Born with a spinal deformity that led to a number of health issues, Miss Christine was outfitted with a corrective body cast in 1972, according to Perfect Sound Forever. Just after it was removed, she was found dead from a drug overdose, likely a mixture of pentobarbital and quaaludes. Miss Christine was 22.

If you or anyone you know needs help with addiction issues, help is available. Visit the Substance Abuse and Mental Health Services Administration website or contact SAMHSA's National Helpline at 1-800-662-HELP (4357).

Barbara Cope

According to Keith Richards in Bill Janovitz's "33 1/3: The Rolling Stones' 'Exile on Main Street,'" Barbara Cope, aka the Butter Queen, "did loads of wonderful things with butter," with rock stars. What, exactly? "Those who know, know, and those who don't, wish they did," Cope said on "The Oprah Winfrey Show" in 1987. During that same interview, she estimated that she'd entertained about 2,000 musicians. 

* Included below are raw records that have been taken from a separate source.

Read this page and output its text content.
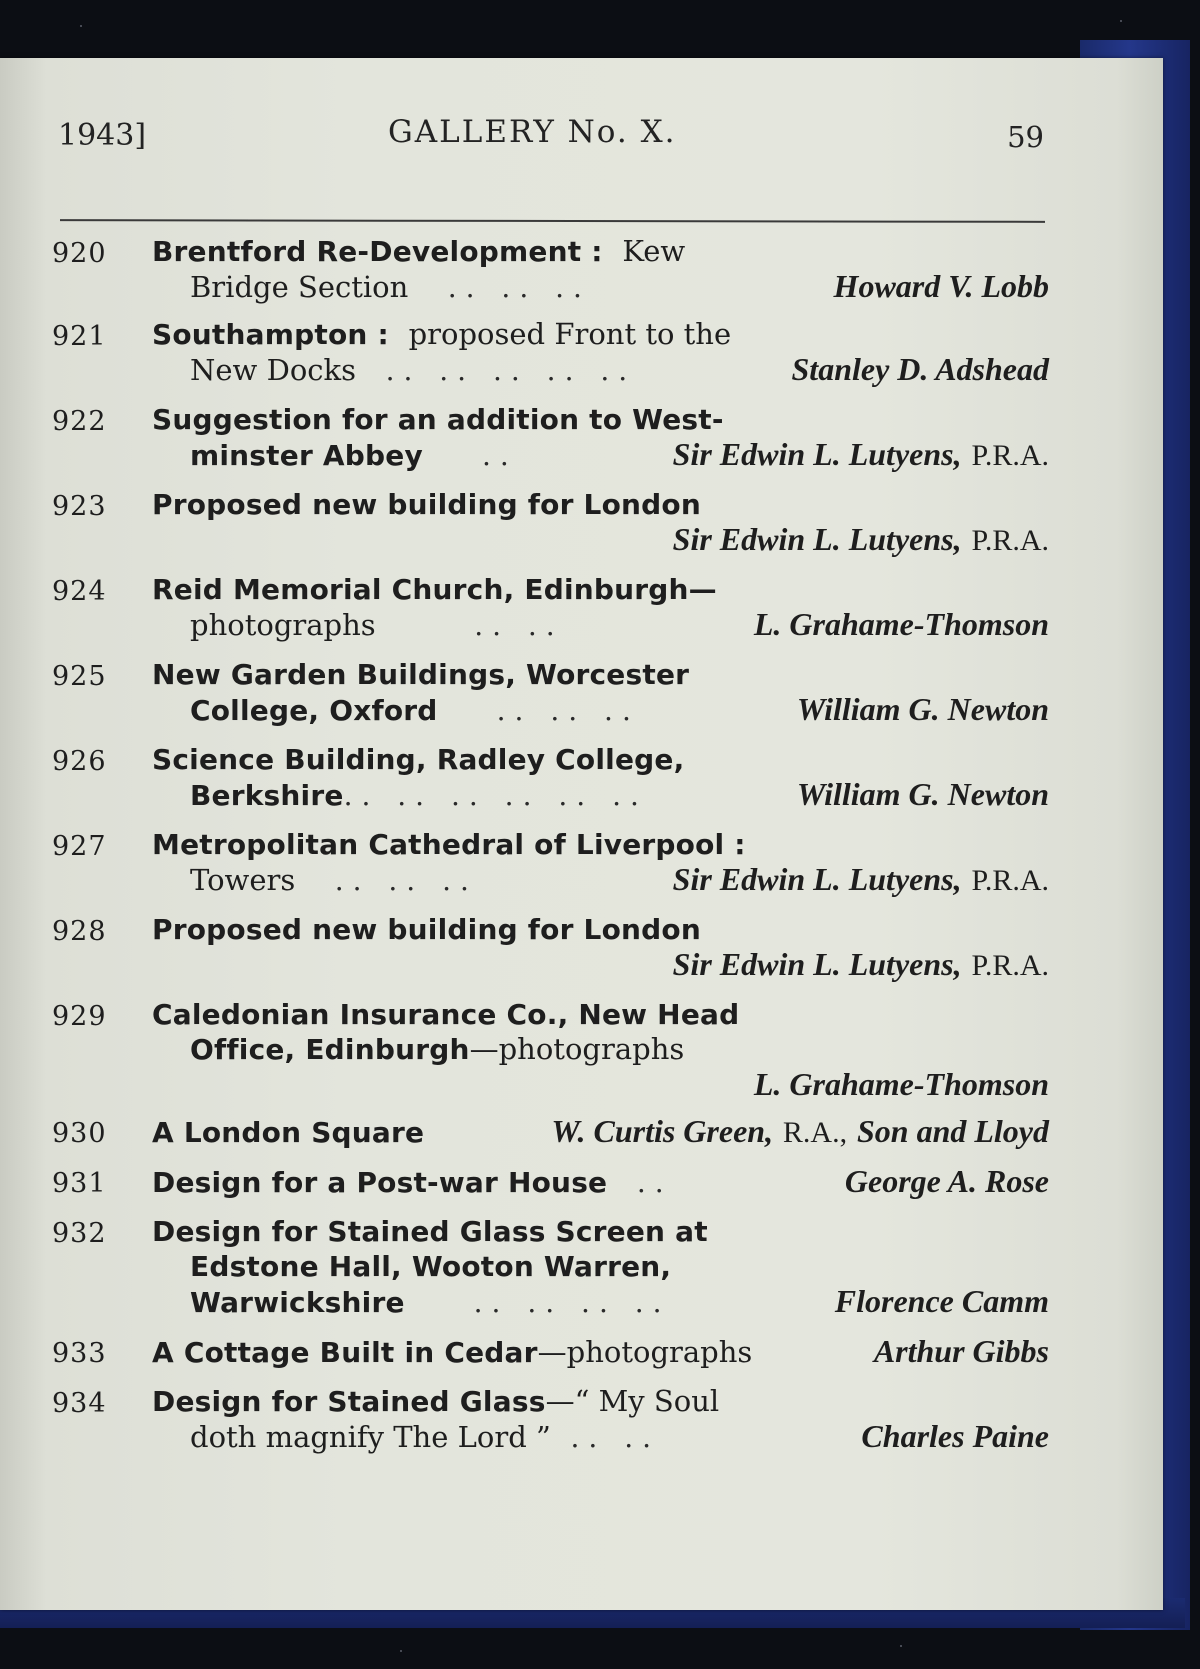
1943]	GALLERY No. X.	59
920 Brentford Re-Development : Kew
Bridge Section .. .. ..	Howard V. Lobb
921 Southampton : proposed Front to the
New Docks .. .. .. .. ..	Stanley D. Adshead
922 Suggestion for an addition to West-
minster Abbey ..	Sir Edwin L. Lutyens, P.R.A.
923 Proposed new building for London
Sir Edwin L. Lutyens, P.R.A.
924 Reid Memorial Church, Edinburgh—
photographs	.. ..	L. Grahame-Thomson
925 New Garden Buildings, Worcester
College, Oxford .. .. ..	William G. Newton
926 Science Building, Radley College,
Berkshire.. .. .. .. .. ..	William G. Newton
927 Metropolitan Cathedral of Liverpool :
Towers .. .. ..	Sir Edwin L. Lutyens, P.R.A.
928 Proposed new building for London
Sir Edwin L. Lutyens, P.R.A.
929 Caledonian Insurance Co., New Head
Office, Edinburgh—photographs
L. Grahame-Thomson
930 A London Square	W. Curtis Green, R.A., Son and Lloyd
931 Design for a Post-war House ..	George A. Rose
932 Design for Stained Glass Screen at
Edstone Hall, Wooton Warren,
Warwickshire .. .. .. ..	Florence Camm
933 A Cottage Built in Cedar—photographs	Arthur Gibbs
934 Design for Stained Glass—“ My Soul
doth magnify The Lord ” .. ..	Charles Paine
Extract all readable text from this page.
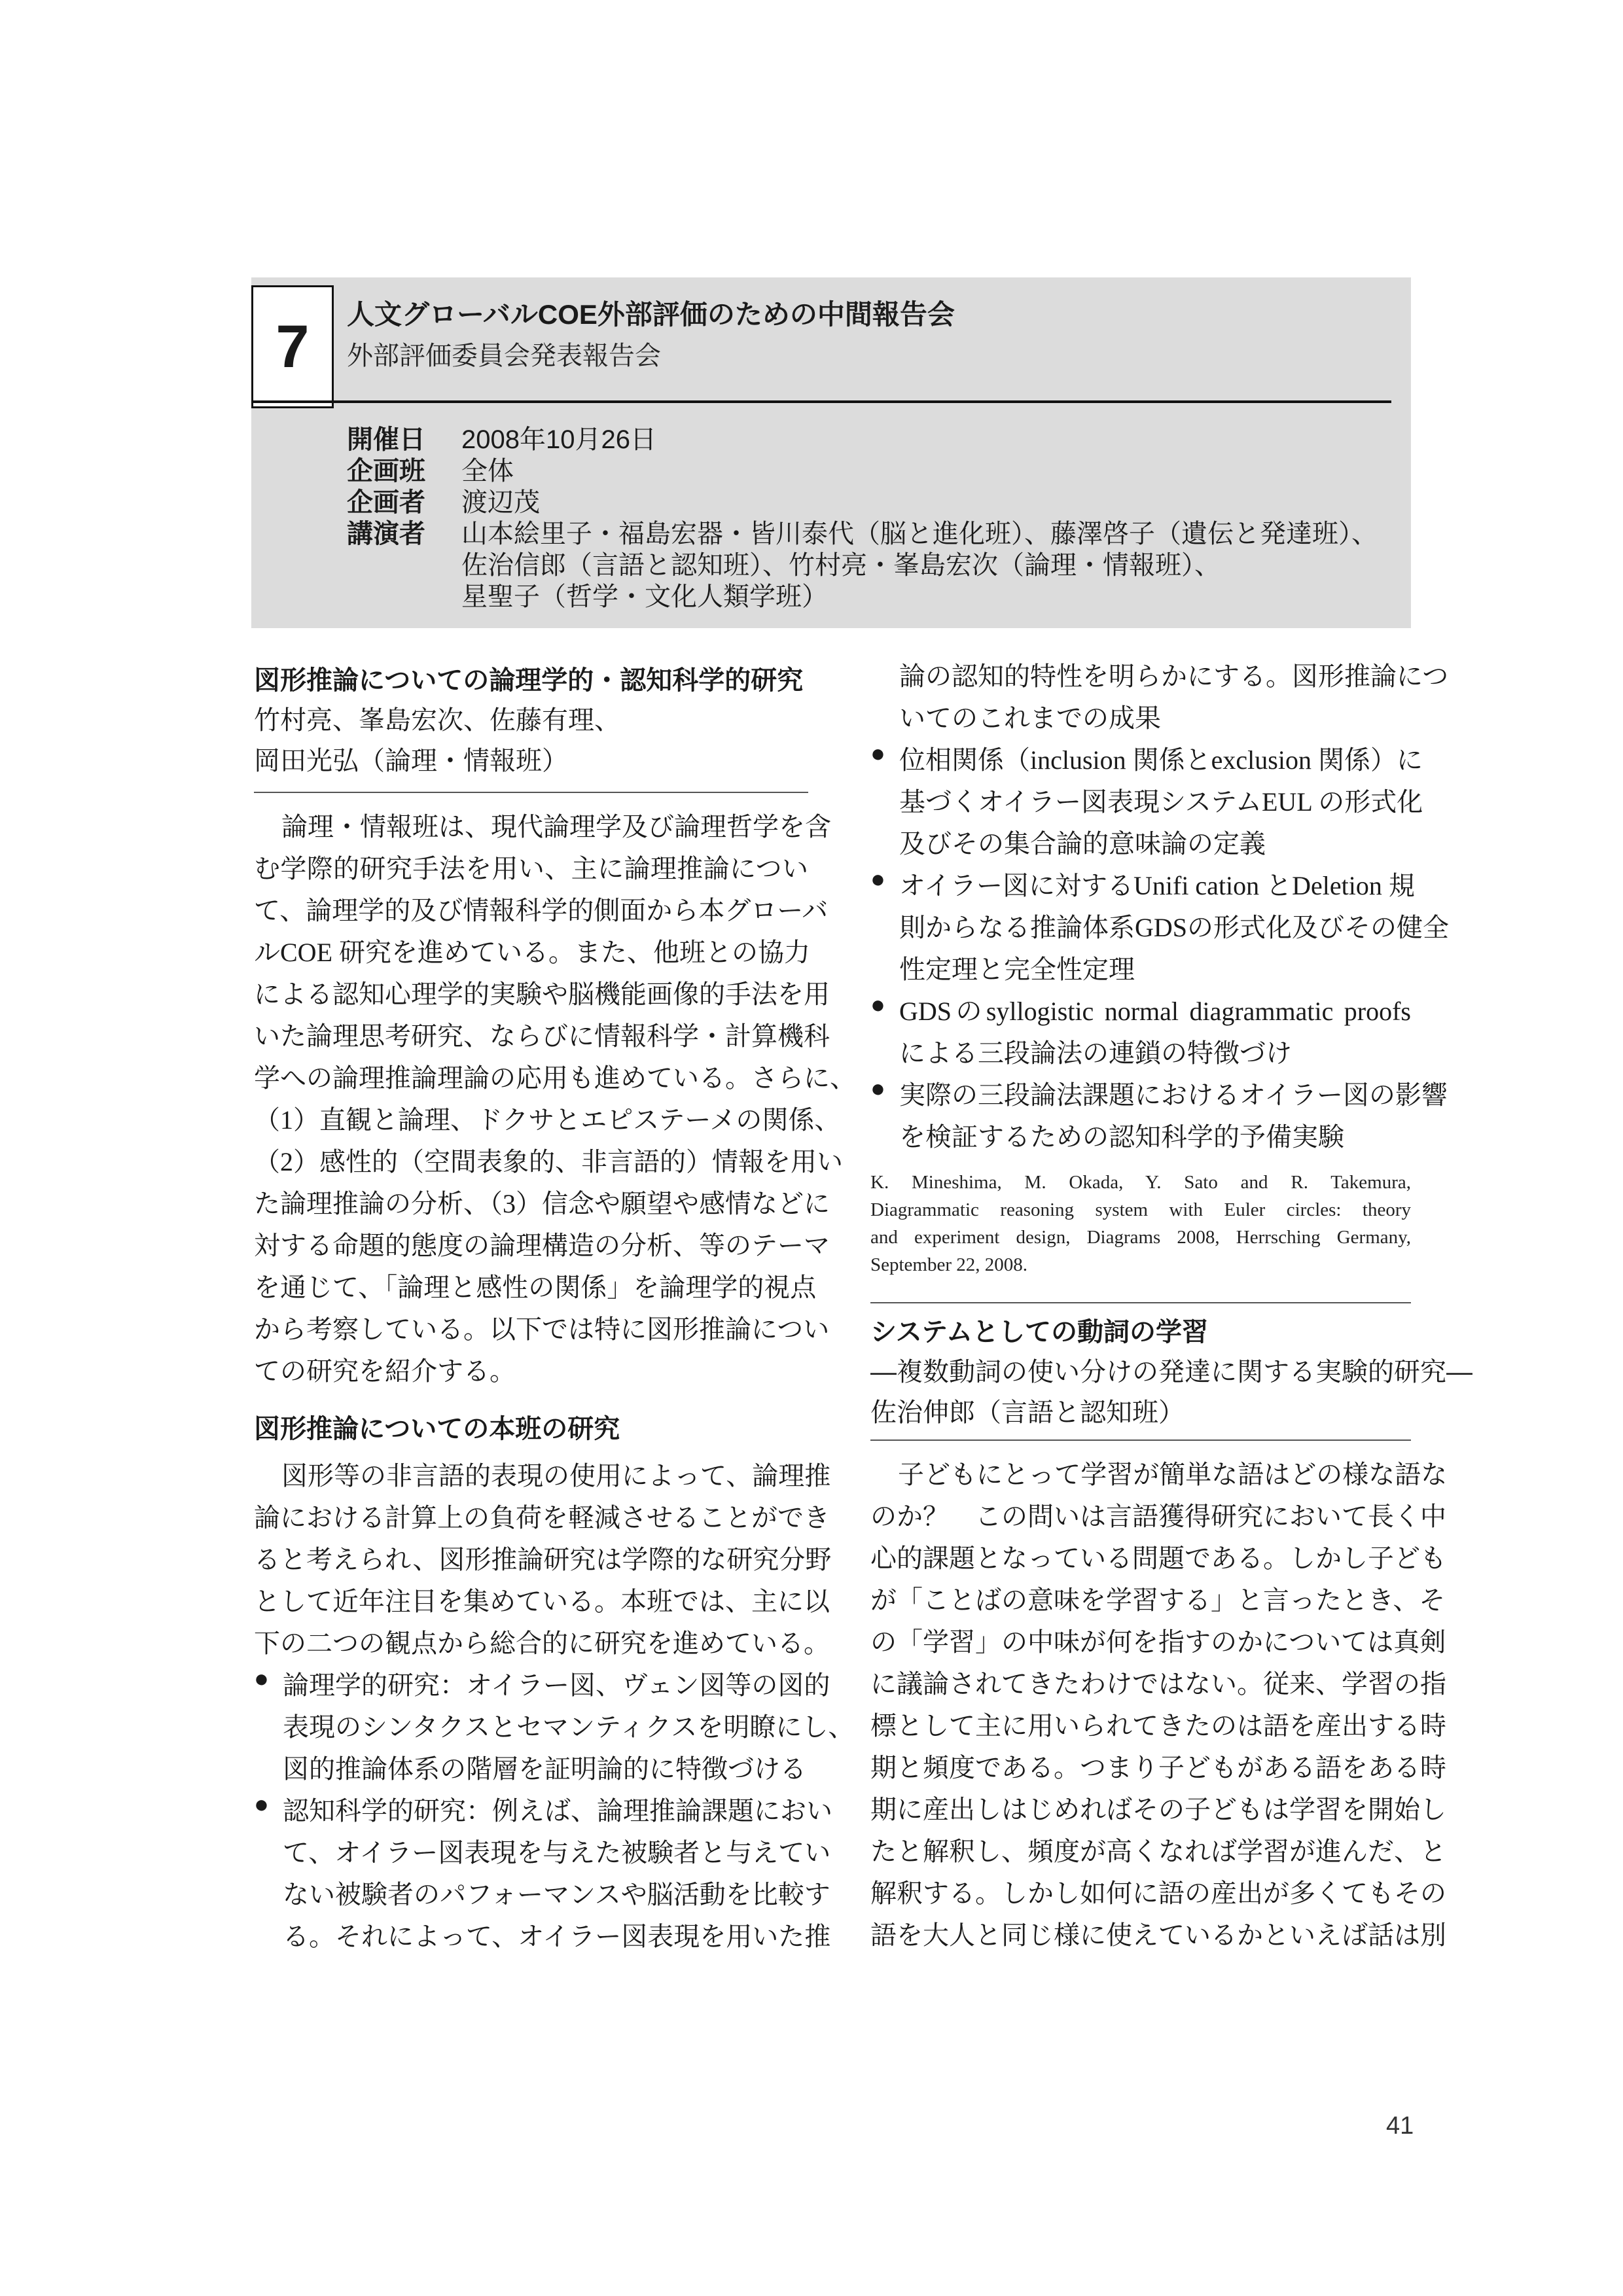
7	人文グローバルCOE外部評価のための中間報告会
外部評価委員会発表報告会
開催日	2008年10月26日
企画班	全体
企画者	渡辺茂
講演者	山本絵里子・福島宏器・皆川泰代（脳と進化班）、藤澤啓子（遺伝と発達班）、
佐治信郎（言語と認知班）、竹村亮・峯島宏次（論理・情報班）、
星聖子（哲学・文化人類学班）
図形推論についての論理学的・認知科学的研究
竹村亮、峯島宏次、佐藤有理、
岡田光弘（論理・情報班）
論理・情報班は、現代論理学及び論理哲学を含
む学際的研究手法を用い、主に論理推論につい
て、論理学的及び情報科学的側面から本グローバ
ルCOE 研究を進めている。また、他班との協力
による認知心理学的実験や脳機能画像的手法を用
いた論理思考研究、ならびに情報科学・計算機科
学への論理推論理論の応用も進めている。さらに、
（1）直観と論理、ドクサとエピステーメの関係、
（2）感性的（空間表象的、非言語的）情報を用い
た論理推論の分析、（3）信念や願望や感情などに
対する命題的態度の論理構造の分析、等のテーマ
を通じて、「論理と感性の関係」を論理学的視点
から考察している。以下では特に図形推論につい
ての研究を紹介する。
図形推論についての本班の研究
図形等の非言語的表現の使用によって、論理推
論における計算上の負荷を軽減させることができ
ると考えられ、図形推論研究は学際的な研究分野
として近年注目を集めている。本班では、主に以
下の二つの観点から総合的に研究を進めている。
● 論理学的研究：オイラー図、ヴェン図等の図的
表現のシンタクスとセマンティクスを明瞭にし、
図的推論体系の階層を証明論的に特徴づける
● 認知科学的研究：例えば、論理推論課題におい
て、オイラー図表現を与えた被験者と与えてい
ない被験者のパフォーマンスや脳活動を比較す
る。それによって、オイラー図表現を用いた推
論の認知的特性を明らかにする。図形推論につ
いてのこれまでの成果
● 位相関係（inclusion 関係とexclusion 関係）に
基づくオイラー図表現システムEUL の形式化
及びその集合論的意味論の定義
● オイラー図に対するUnifi cation とDeletion 規
則からなる推論体系GDSの形式化及びその健全
性定理と完全性定理
● GDSのsyllogistic normal diagrammatic proofs
による三段論法の連鎖の特徴づけ
● 実際の三段論法課題におけるオイラー図の影響
を検証するための認知科学的予備実験
K. Mineshima, M. Okada, Y. Sato and R. Takemura,
Diagrammatic reasoning system with Euler circles: theory
and experiment design, Diagrams 2008, Herrsching Germany,
September 22, 2008.
システムとしての動詞の学習
―複数動詞の使い分けの発達に関する実験的研究―
佐治伸郎（言語と認知班）
子どもにとって学習が簡単な語はどの様な語な
のか？　この問いは言語獲得研究において長く中
心的課題となっている問題である。しかし子ども
が「ことばの意味を学習する」と言ったとき、そ
の「学習」の中味が何を指すのかについては真剣
に議論されてきたわけではない。従来、学習の指
標として主に用いられてきたのは語を産出する時
期と頻度である。つまり子どもがある語をある時
期に産出しはじめればその子どもは学習を開始し
たと解釈し、頻度が高くなれば学習が進んだ、と
解釈する。しかし如何に語の産出が多くてもその
語を大人と同じ様に使えているかといえば話は別
41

Cope told the Los Angeles Times (via DavidCassidy.com) that she started her groupie life at shows in 1965 in her hometown of Dallas, then moved out west. She toured with Jimi Hendrix, Traffic, and Joe Cocker, and encountered members of the New Riders of the Purple Sage, the Beatles, and The Rolling Stones. According to The Dallas Morning News, when Led Zeppelin played Texas in 1973, singer Robert Plant asked the crowd about the whereabouts of "the Butter Queen." Around that time, she appeared on the cover of Buddy magazine, billed as "Dallas' leading groupie" and inspired a line in the 1972 Rolling Stones song "Rip This Joint": "Down to New Orleans with the Dixie Dean/Across to Dallas, Texas, with the Butter Queen." After living large for a few years, Cope left the music scene at the age of 22 and retired to private life in Dallas.

In January 2018, Cope's home in Dallas caught fire, and she couldn't make it out in time; authorities found her body near the front porch. Barbara Cope, the Butter Queen, was 67.